Vaguely he heard his mother come into the room, but he was so devastated by what he held in his hand that he didn’t bother to hide the documents from her.
“What’s that?” she asked.
He swallowed hard. “Reenie’s divorcing me,” he said, his words sounding as hollow as the rest of him.
“What?” She came closer to peer down at the papers. “Honey, she must’ve started that before she agreed to counseling. Have you called her since you got this?”
“No.” The truth was that he was afraid to call her, afraid she might say she was going through with the divorce, after all. Until this moment, he never really believed she would.
“Well, don’t just stand there, looking like someone shot you,” she said. “Get on the phone.”
His throat was too dry, too tight. “I’ll call her tonight.”
“Call her now. This is more important than anything.”
“I’ll deal with it later.” When he could breathe….
“If you put it off, you’ll lose her for good, Keith. Deal with it now.”
Taking a deep breath, he tossed the divorce papers onto the table to get them out of his sight and went to the phone.
Reenie answered on the fourth ring, but she hardly sounded like the woman he knew. “Reenie?” he said.
“What?”
“Have you been crying?”
When she sniffed but didn’t answer, the lump in his throat nearly choked him. “I’m sorry, babe. I’m so—”
“Why’d you call?” she asked abruptly.
He blinked, fighting his own tears. “I got the papers.”
“Please sign them right away,” she said. “I…I want to put this behind me.”
Squeezing his eyes closed, he pressed a hand to his aching chest. “What about counseling? You said—”
“I’ve changed my mind.”
“Why?”
“Just go back to Liz, Keith.”
“I don’t want to go back to Liz. I want to make things right with you. I—”
“There’s no way to do that! Don’t you understand?”
“I won’t sign the papers, Reenie.”
“Then I’ll go to the police. What you did was illegal, Keith.”
He didn’t know what to say to that. Would she really turn him in?
The doorbell rang, drawing his mother away from the kitchen.
“You must’ve loved Liz once,” Reenie said.
Grateful for the privacy his mother’s absence afforded him, he struggled to come up with an answer for what he’d done that she might understand. He had loved Liz. In many ways, he still did. But not on the same gut level that he loved Reenie.
In the end, he decided there wasn’t any way to make Reenie understand. He didn’t understand, completely. So he tried to take the focus off Liz by putting it back on their own marriage. “You and I have been together since we were in high school, Reenie. That’s half our lives. We have three children. You’re not going to throw all that away, are you?”
“I’m not the one who threw it away, Keith,” she said. “You did. Now I just want to be left alone to raise my daughters. I don’t want Liz’s kids attending the same school as mine. I don’t want to bump into her when I buy gas. I don’t want—”
“What are you talking about?” he asked. But Reenie didn’t get a chance to explain before his mother interrupted.
“Keith, there’s a woman here to see you.”
Fresh panic clutched at his throat. “Who is it?”
His mother wore a puzzled, distraught expression. “She says she’s your wife.”

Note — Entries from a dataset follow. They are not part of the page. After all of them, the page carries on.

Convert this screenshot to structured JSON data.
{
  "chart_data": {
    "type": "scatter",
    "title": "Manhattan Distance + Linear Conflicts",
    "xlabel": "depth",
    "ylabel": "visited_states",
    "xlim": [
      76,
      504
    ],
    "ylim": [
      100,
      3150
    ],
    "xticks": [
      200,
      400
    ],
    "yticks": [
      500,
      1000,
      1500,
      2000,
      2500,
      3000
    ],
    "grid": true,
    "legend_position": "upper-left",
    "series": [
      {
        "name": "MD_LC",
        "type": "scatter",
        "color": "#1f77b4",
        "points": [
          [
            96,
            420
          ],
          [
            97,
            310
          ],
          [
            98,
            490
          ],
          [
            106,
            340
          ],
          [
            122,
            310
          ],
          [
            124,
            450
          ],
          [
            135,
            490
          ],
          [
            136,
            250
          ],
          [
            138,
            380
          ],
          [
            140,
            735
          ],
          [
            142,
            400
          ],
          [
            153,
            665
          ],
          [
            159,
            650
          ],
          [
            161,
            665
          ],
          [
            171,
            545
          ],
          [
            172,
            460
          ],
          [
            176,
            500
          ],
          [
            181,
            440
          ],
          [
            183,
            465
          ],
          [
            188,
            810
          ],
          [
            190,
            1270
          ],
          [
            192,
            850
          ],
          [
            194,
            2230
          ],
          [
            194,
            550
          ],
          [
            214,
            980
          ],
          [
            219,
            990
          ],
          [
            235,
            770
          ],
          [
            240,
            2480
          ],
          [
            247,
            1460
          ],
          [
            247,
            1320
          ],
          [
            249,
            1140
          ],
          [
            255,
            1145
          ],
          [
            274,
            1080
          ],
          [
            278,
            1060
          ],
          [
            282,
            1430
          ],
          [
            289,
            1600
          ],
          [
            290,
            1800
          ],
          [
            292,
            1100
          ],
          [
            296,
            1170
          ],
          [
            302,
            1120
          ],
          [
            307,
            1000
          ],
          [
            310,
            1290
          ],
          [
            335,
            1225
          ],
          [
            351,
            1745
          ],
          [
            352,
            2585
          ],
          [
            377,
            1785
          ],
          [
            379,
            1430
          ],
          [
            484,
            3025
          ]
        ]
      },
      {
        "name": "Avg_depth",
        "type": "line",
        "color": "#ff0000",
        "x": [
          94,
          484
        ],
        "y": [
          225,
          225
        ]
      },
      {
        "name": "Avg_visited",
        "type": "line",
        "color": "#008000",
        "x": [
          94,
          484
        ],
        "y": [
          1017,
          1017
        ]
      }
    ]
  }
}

Keith’s heartbeat seemed to echo in the room. Thump, thump. Thump, thump.
Evidently, Reenie had heard Georgia. “Liz’s there?” she asked.
“Yes,” he said numbly, amazed to hear no surprise in her voice.

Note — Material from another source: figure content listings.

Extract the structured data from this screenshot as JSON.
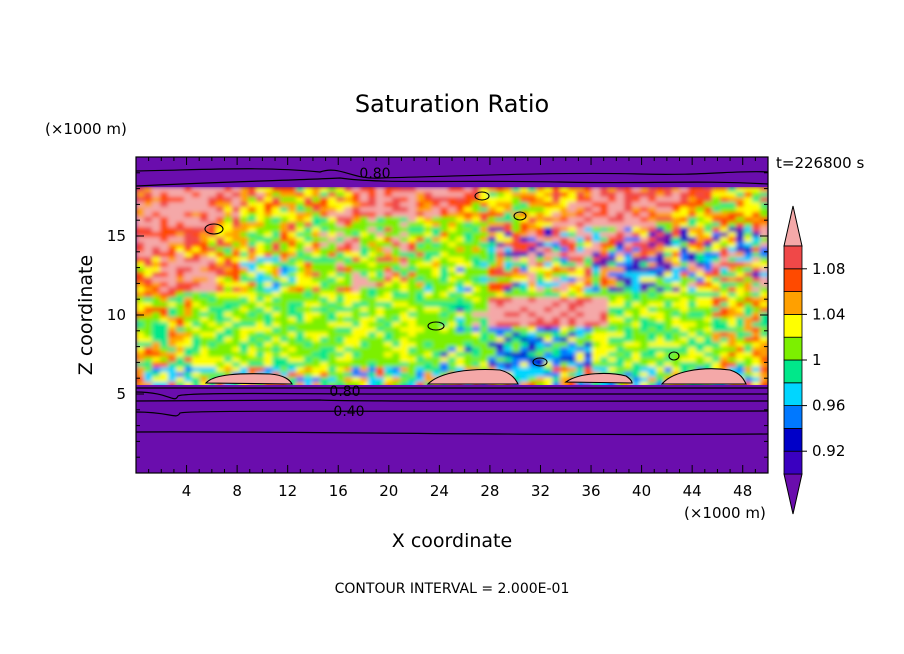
{
  "chart_data": {
    "type": "heatmap",
    "title": "Saturation Ratio",
    "xlabel": "X coordinate",
    "ylabel": "Z coordinate",
    "x_unit": "(×1000 m)",
    "y_unit": "(×1000 m)",
    "time_label": "t=226800 s",
    "footer": "CONTOUR INTERVAL = 2.000E-01",
    "xlim": [
      0,
      50
    ],
    "ylim": [
      0,
      20
    ],
    "x_ticks": [
      "4",
      "8",
      "12",
      "16",
      "20",
      "24",
      "28",
      "32",
      "36",
      "40",
      "44",
      "48"
    ],
    "y_ticks": [
      "5",
      "10",
      "15"
    ],
    "colorbar": {
      "labels": [
        "0.92",
        "0.96",
        "1",
        "1.04",
        "1.08"
      ],
      "levels": [
        0.9,
        0.92,
        0.94,
        0.96,
        0.98,
        1.0,
        1.02,
        1.04,
        1.06,
        1.08,
        1.1
      ],
      "colors": [
        "#6a0dad",
        "#3a00c0",
        "#0000c8",
        "#0078ff",
        "#00d6ff",
        "#00e88a",
        "#7cf000",
        "#ffff00",
        "#ffa000",
        "#ff4a00",
        "#f04848",
        "#f4a8a8"
      ],
      "extend": "both"
    },
    "contour_labels": [
      "0.80",
      "0.80",
      "0.40"
    ],
    "grid": false
  }
}
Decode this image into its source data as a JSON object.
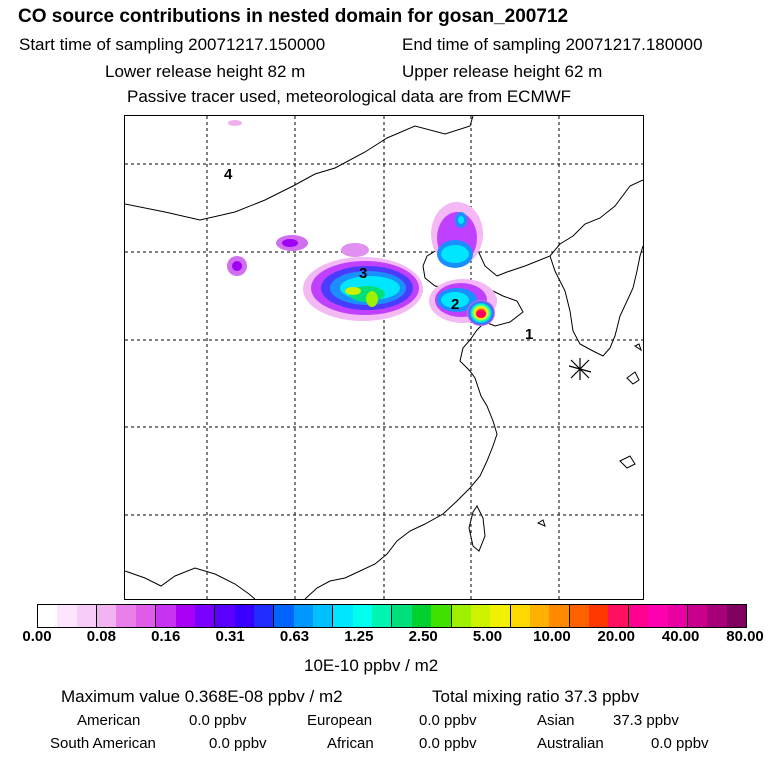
{
  "header": {
    "title": "CO  source contributions in nested domain for gosan_200712",
    "start_time": "Start time of sampling 20071217.150000",
    "end_time": "End time of sampling 20071217.180000",
    "lower_height": "Lower release height   82 m",
    "upper_height": "Upper release height   62 m",
    "note": "Passive tracer used, meteorological data are from ECMWF"
  },
  "map": {
    "region_labels": [
      "1",
      "2",
      "3",
      "4"
    ],
    "receptor_marker": "asterisk-icon",
    "plume_colors": [
      "#ff00ff",
      "#8a2be2",
      "#3366ff",
      "#00ccff",
      "#00ffcc",
      "#66ff33",
      "#ffff00",
      "#ff3300",
      "#ff0077"
    ]
  },
  "colorbar": {
    "colors": [
      "#ffffff",
      "#fde6fd",
      "#f8ccf8",
      "#f2b3f2",
      "#e87fe8",
      "#de5ce8",
      "#c733f0",
      "#a800f5",
      "#7a00ff",
      "#5a00ff",
      "#3a00ff",
      "#1f2dff",
      "#0064ff",
      "#0098ff",
      "#00c0ff",
      "#00e6ff",
      "#00ffee",
      "#00f5b0",
      "#00e07a",
      "#00d030",
      "#40e000",
      "#9cf000",
      "#ccf200",
      "#f0f000",
      "#ffd800",
      "#ffb000",
      "#ff8a00",
      "#ff6000",
      "#ff3800",
      "#ff1060",
      "#ff0090",
      "#ff00b0",
      "#e800a0",
      "#c8008c",
      "#a80078",
      "#800060"
    ],
    "ticks": [
      "0.00",
      "0.08",
      "0.16",
      "0.31",
      "0.63",
      "1.25",
      "2.50",
      "5.00",
      "10.00",
      "20.00",
      "40.00",
      "80.00"
    ],
    "unit": "10E-10 ppbv / m2"
  },
  "summary": {
    "max_value": "Maximum value  0.368E-08 ppbv / m2",
    "total_mixing": "Total mixing ratio       37.3 ppbv",
    "american_label": "American",
    "american_value": "0.0 ppbv",
    "european_label": "European",
    "european_value": "0.0 ppbv",
    "asian_label": "Asian",
    "asian_value": "37.3 ppbv",
    "south_american_label": "South American",
    "south_american_value": "0.0 ppbv",
    "african_label": "African",
    "african_value": "0.0 ppbv",
    "australian_label": "Australian",
    "australian_value": "0.0 ppbv"
  }
}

“Maybe you can make your second marriage work, Keith,” she said. “For—for your other children. But please, take Liz and her family back to California.”
“You can’t be serious,” he said. “We need to talk….”

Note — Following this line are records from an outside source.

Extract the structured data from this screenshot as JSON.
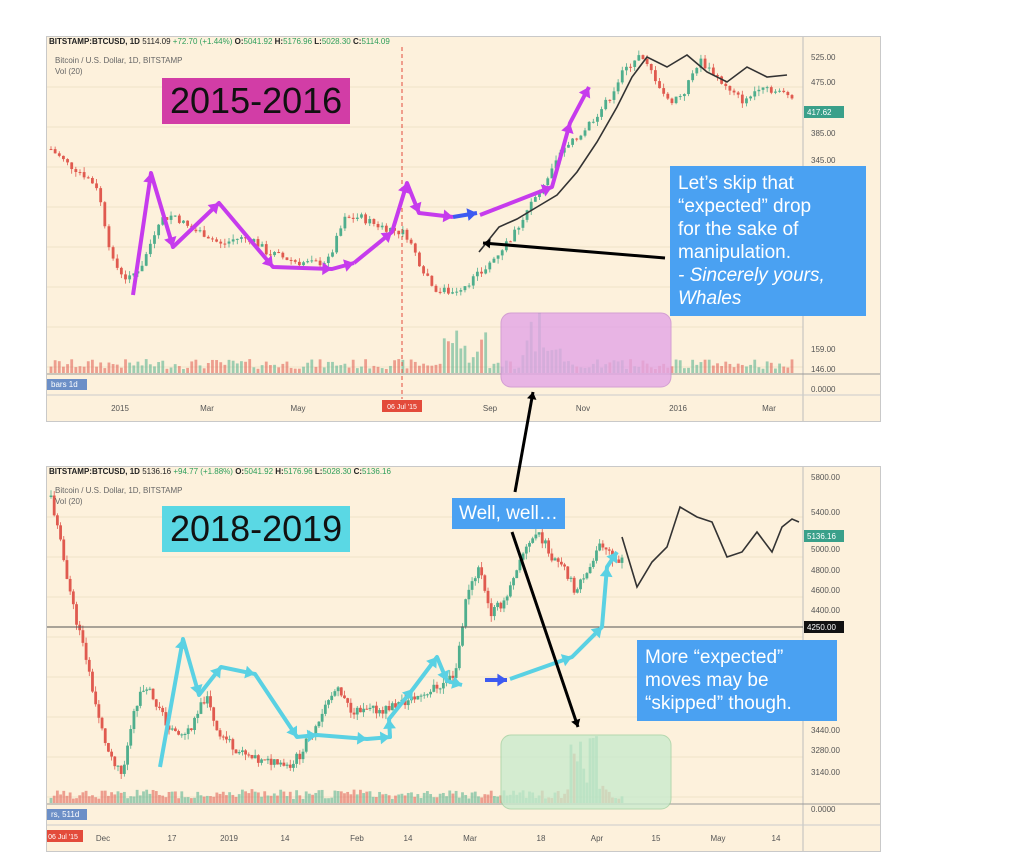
{
  "chart_data": [
    {
      "type": "candlestick",
      "symbol": "BITSTAMP:BTCUSD, 1D",
      "ohlc": {
        "price": "5114.09",
        "change": "+72.70 (+1.44%)",
        "o": "5041.92",
        "h": "5176.96",
        "l": "5028.30",
        "c": "5114.09"
      },
      "subtitle": "Bitcoin / U.S. Dollar, 1D, BITSTAMP",
      "volume_label": "Vol (20)",
      "bars_label": "bars 1d",
      "y_ticks": [
        "525.00",
        "475.00",
        "385.00",
        "345.00",
        "159.00",
        "146.00",
        "0.0000"
      ],
      "last_price": "417.62",
      "x_ticks": [
        "2015",
        "Mar",
        "May",
        "Sep",
        "Nov",
        "2016",
        "Mar"
      ],
      "date_marker": "06 Jul '15",
      "period_label": "2015-2016",
      "price_path": [
        420,
        405,
        395,
        380,
        300,
        280,
        300,
        345,
        350,
        335,
        330,
        318,
        325,
        325,
        310,
        305,
        300,
        298,
        302,
        345,
        348,
        340,
        335,
        330,
        295,
        270,
        268,
        278,
        290,
        310,
        330,
        360,
        380,
        415,
        430,
        450,
        470,
        500,
        520,
        500,
        470,
        480,
        515,
        500,
        480,
        470,
        490,
        480,
        478
      ]
    },
    {
      "type": "candlestick",
      "symbol": "BITSTAMP:BTCUSD, 1D",
      "ohlc": {
        "price": "5136.16",
        "change": "+94.77 (+1.88%)",
        "o": "5041.92",
        "h": "5176.96",
        "l": "5028.30",
        "c": "5136.16"
      },
      "subtitle": "Bitcoin / U.S. Dollar, 1D, BITSTAMP",
      "volume_label": "Vol (20)",
      "bars_label": "rs, 511d",
      "y_ticks": [
        "5800.00",
        "5400.00",
        "5000.00",
        "4800.00",
        "4600.00",
        "4400.00",
        "3440.00",
        "3280.00",
        "3140.00",
        "0.0000"
      ],
      "last_price": "5136.16",
      "marker_price": "4250.00",
      "x_ticks": [
        "Dec",
        "17",
        "2019",
        "14",
        "Feb",
        "14",
        "Mar",
        "18",
        "Apr",
        "15",
        "May",
        "14"
      ],
      "date_marker": "06 Jul '15",
      "period_label": "2018-2019",
      "price_path": [
        5700,
        5200,
        4700,
        4300,
        3800,
        3450,
        3300,
        3900,
        4100,
        3900,
        3700,
        3650,
        3750,
        4000,
        3700,
        3600,
        3500,
        3450,
        3420,
        3450,
        3400,
        3500,
        3700,
        3900,
        4050,
        3900,
        3850,
        3870,
        3880,
        3920,
        3950,
        4000,
        4050,
        4100,
        4200,
        4900,
        5100,
        4700,
        4800,
        5000,
        5300,
        5400,
        5200,
        5150,
        4900,
        5000,
        5300,
        5200,
        5150
      ]
    }
  ],
  "annotations": {
    "period1": "2015-2016",
    "period2": "2018-2019",
    "note1": [
      "Let’s skip that",
      "“expected” drop",
      "for the sake of",
      "manipulation.",
      "- Sincerely yours,",
      "Whales"
    ],
    "note2": "Well, well…",
    "note3": [
      "More “expected”",
      "moves may be",
      "“skipped” though."
    ]
  },
  "colors": {
    "panel_bg": "#fdf1dc",
    "up": "#4fae8d",
    "down": "#e05a4f",
    "magenta_tag": "#d23da6",
    "cyan_tag": "#5ad8e4",
    "magenta_path": "#c63bed",
    "cyan_path": "#5ad1e3",
    "note_blue": "#4aa1f2",
    "arrow_blue": "#3d5af1",
    "vol_box_pink": "#e3a6e6",
    "vol_box_green": "#c7ebcc"
  }
}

Only a dial tone answered him. She’d already disconnected.
LIZ HAD NEVER FELT colder in her life. She sat primly on the sofa in Keith’s parents’ living room, waiting for her husband while staring at her mother-in-law—a woman she’d thought was dead. It was pretty easy to recognize the gleam of animosity in Georgia O’Connell’s eyes. Keith’s mother didn’t want her here. Keith’s mother didn’t even want to know she existed.
“I’m not trying to cause trouble,” Liz said.
“Then what do you want?” she responded coldly. “My son is married to a lovely woman. Together they have three children. His wife’s parents are good friends of ours.”